Amman, Jordan: Iraq’s average crude exports will suffer only a very small reduction due to maintenance work starting in September, a senior Iraqi oil official said on Tuesday, contradicting estimates from the International Energy Agency that the work would reduce oil exports by around 500,000 barrels a day for four to six months.

“We are planning maintenance to the southern export terminals, but it would not affect our export capacity,” and the country will still hit its average export targets, Faisal Khalaf Wadi, deputy head of Iraq’s largest state oil firm, the South Oil Co., told the Wall Street Journal.

The IEA, which represents some of the world’s largest oil consumers, warned on Friday that crude supply from the Organization of the Petroleum Exporting Countries was falling, even as it raised its forecast for demand for the exporters group’s oil this year.
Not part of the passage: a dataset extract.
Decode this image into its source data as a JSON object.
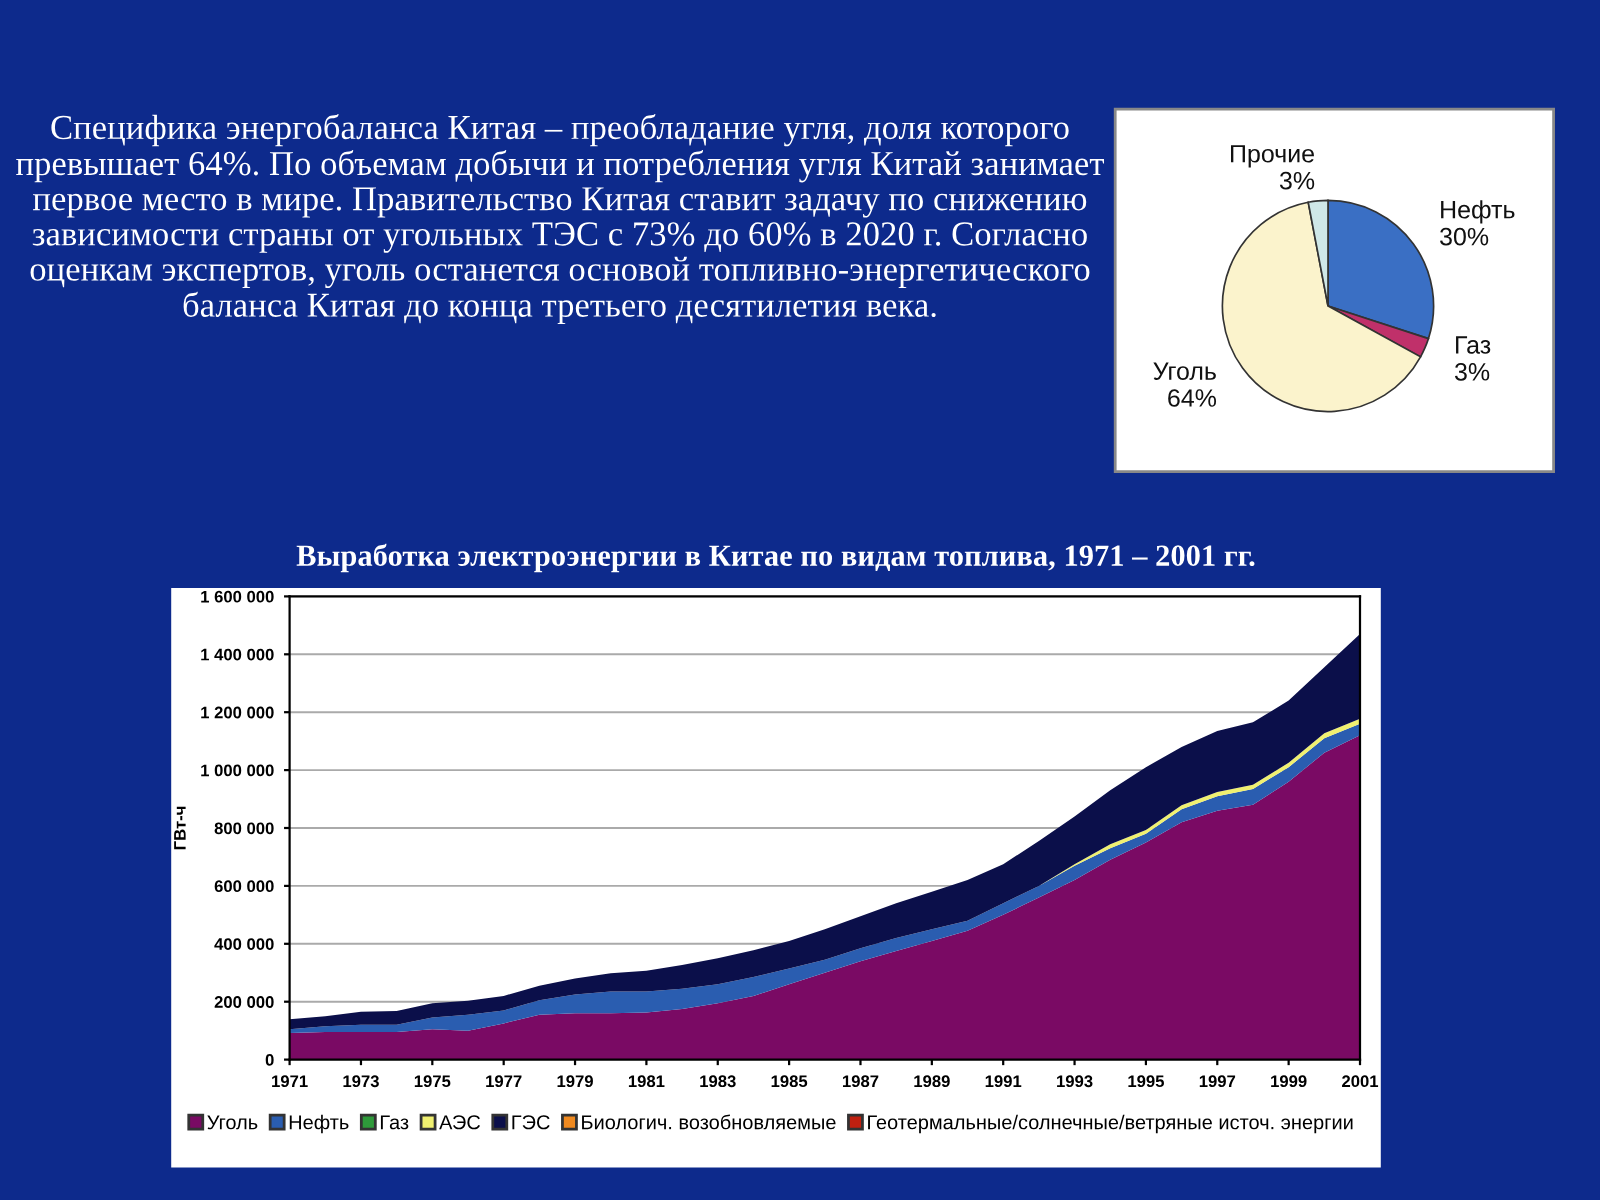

It highlighted Iraq as a particular concern, warning that the planned work on oil export infrastructure could cut output by 500,000 barrels a day for four to six months from September.

Fears of supply disruption at Opec members, including Iraq and Libya, have pushed oil prices higher recently, the IEA said. US benchmark West Texas Intermediate rose 9 per cent in July to hit a 16-month high. Prices have since fallen amid concerns about the global economy.

The work in Iraq will install a metering station at the export facilities near the southern city of Basra. The operation will last around a month, but will not significantly reduce average production because, “our export capacity from the south is now surpassing our oil production,” Wadi said.

Iraq increased its export capacity last year when it installed two new offshore terminals called single point moorings, or SPMs, in the Persian Gulf, each with a capacity of 850,000 barrels a day. Older export terminals, Basra and Khor Al Amya, both can handle around 1.6 million barrels a day, bringing the total export capacity of these four terminals to 3.3 million barrels a day.

Iraq has been exporting between 2.2 million and 2.3 million barrels a day from its southern oil fields in recent months, according to its State Oil Marketing Organisation. The country is currently producing around 3.2 million barrels a day and targeting 4.5 million barrels a day next year.

Iraq said last week it is going ahead with its plans to boost production by 360,000 barrels a day by the end of this year or early next year. Abdul Mahdy Al Ameedi, head of the oil ministry’s petroleum contracts, said that the extra barrels will come from three new oil fields, Majnoon, West Qurna-2 and Garraf, which are being developed by the Anglo-Dutch giant Royal Dutch Shell PLC, Russia’s second largest oil producer Lukoil OAO Holdings and Malaysia’s Petroliam Nasional Bhd. respectively.